Patients reported a much higher level of pain with cannulation attempts prior to referral for ultrasound guidance, some experienced severe pain with nearly a quarter (23.3%) of patients reporting a pain score of 10/10. This significant finding illustrates the impact of needle pain which can cause anxiety, phobia and significantly reduce patient satisfaction with the health care facility [21]. In a systematic review and network meta-analysis of pain relief for peripheral cannulation in adults, pain was successfully controlled with the application of local anaesthesia in a number of studies [28]. The use of topical or subcutaneous anaesthesia should be considered when placing devices in patients who suffer DiVA [29, 30].

This study needs to be considered within the context of a number of limitations. First, our study is an inception cohort of patients that by design can be subject to numerous biases and confounding. Not all patients suffering from DiVA were referred to the AHCST and other avenues were used (including the hospital central venous access service and anaesthetic department) for placement of a PIVC. As such this sample is not a reflection of all DiVA patients in our institution. Recall bias of pain from cannulation attempts prior to ultrasound insertion may have influenced pain score results. Measurement error may have also influenced average cannulation time (but this would be minor given the similarity in measurement results between genders). Data collection for this project was undertaken contemporaneously which included data entry into a purpose built database.

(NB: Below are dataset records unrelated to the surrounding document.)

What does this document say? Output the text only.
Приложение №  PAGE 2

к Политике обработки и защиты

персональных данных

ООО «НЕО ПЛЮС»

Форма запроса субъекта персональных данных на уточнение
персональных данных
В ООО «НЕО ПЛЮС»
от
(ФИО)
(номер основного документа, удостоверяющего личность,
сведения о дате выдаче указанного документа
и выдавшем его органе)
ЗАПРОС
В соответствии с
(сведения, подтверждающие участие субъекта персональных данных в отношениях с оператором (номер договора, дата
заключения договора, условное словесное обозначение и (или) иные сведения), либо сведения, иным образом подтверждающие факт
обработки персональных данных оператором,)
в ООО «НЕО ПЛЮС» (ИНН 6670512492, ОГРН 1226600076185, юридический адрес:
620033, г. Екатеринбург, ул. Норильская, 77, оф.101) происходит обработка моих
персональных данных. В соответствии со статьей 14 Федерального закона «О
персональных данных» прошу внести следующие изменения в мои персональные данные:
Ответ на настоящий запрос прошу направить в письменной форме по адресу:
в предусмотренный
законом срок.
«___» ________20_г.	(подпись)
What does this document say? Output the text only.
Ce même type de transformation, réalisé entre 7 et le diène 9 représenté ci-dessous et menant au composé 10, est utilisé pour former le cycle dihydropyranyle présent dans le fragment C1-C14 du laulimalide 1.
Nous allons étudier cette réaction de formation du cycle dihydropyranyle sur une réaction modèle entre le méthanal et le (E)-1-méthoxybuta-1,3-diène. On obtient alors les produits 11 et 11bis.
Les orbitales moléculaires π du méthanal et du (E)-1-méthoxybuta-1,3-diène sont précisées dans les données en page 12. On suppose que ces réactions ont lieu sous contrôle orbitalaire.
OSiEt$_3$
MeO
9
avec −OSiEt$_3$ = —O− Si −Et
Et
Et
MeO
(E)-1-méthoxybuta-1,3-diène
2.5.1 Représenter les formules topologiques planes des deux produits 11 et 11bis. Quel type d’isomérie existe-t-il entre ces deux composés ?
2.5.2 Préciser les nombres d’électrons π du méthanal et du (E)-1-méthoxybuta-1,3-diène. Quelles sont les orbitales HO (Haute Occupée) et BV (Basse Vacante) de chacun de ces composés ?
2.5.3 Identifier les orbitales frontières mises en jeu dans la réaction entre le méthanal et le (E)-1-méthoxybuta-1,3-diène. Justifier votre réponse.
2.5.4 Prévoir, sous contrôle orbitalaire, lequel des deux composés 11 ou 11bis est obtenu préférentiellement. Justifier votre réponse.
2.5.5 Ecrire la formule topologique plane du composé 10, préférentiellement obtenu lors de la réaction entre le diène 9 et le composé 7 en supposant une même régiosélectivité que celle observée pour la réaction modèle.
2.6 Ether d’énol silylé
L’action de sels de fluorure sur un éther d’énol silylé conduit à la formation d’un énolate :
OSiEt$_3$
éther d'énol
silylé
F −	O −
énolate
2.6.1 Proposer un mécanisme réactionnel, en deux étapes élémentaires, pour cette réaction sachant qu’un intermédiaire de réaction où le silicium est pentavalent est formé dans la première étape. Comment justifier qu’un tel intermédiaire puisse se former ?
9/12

Our study adds to the growing literature that DiVA is becoming a burden to patients and clinicians worldwide and further work is required on this emerging phenomenon. In our local health district, we have developed clinical alerts on the electronic medical record informing clinicians of patients suffering from DiVA. We have found early identification of patients with DiVA requires an organisational approach so that assessment and management is undertaken as soon as possible to reduce multiple, painful attempts to gain venous access.

Conclusion

The use of ultrasound guidance for PIVC insertion by the AHCST for patients suffering from DiVA has been successful at our institution. Nearly all patients referred to the AHCST for PIVC insertion with ultrasound guidance had their device inserted first attempt in a timely manner. Pain scores were also significantly lower with ultrasound guidance compared to attempts without ultrasound.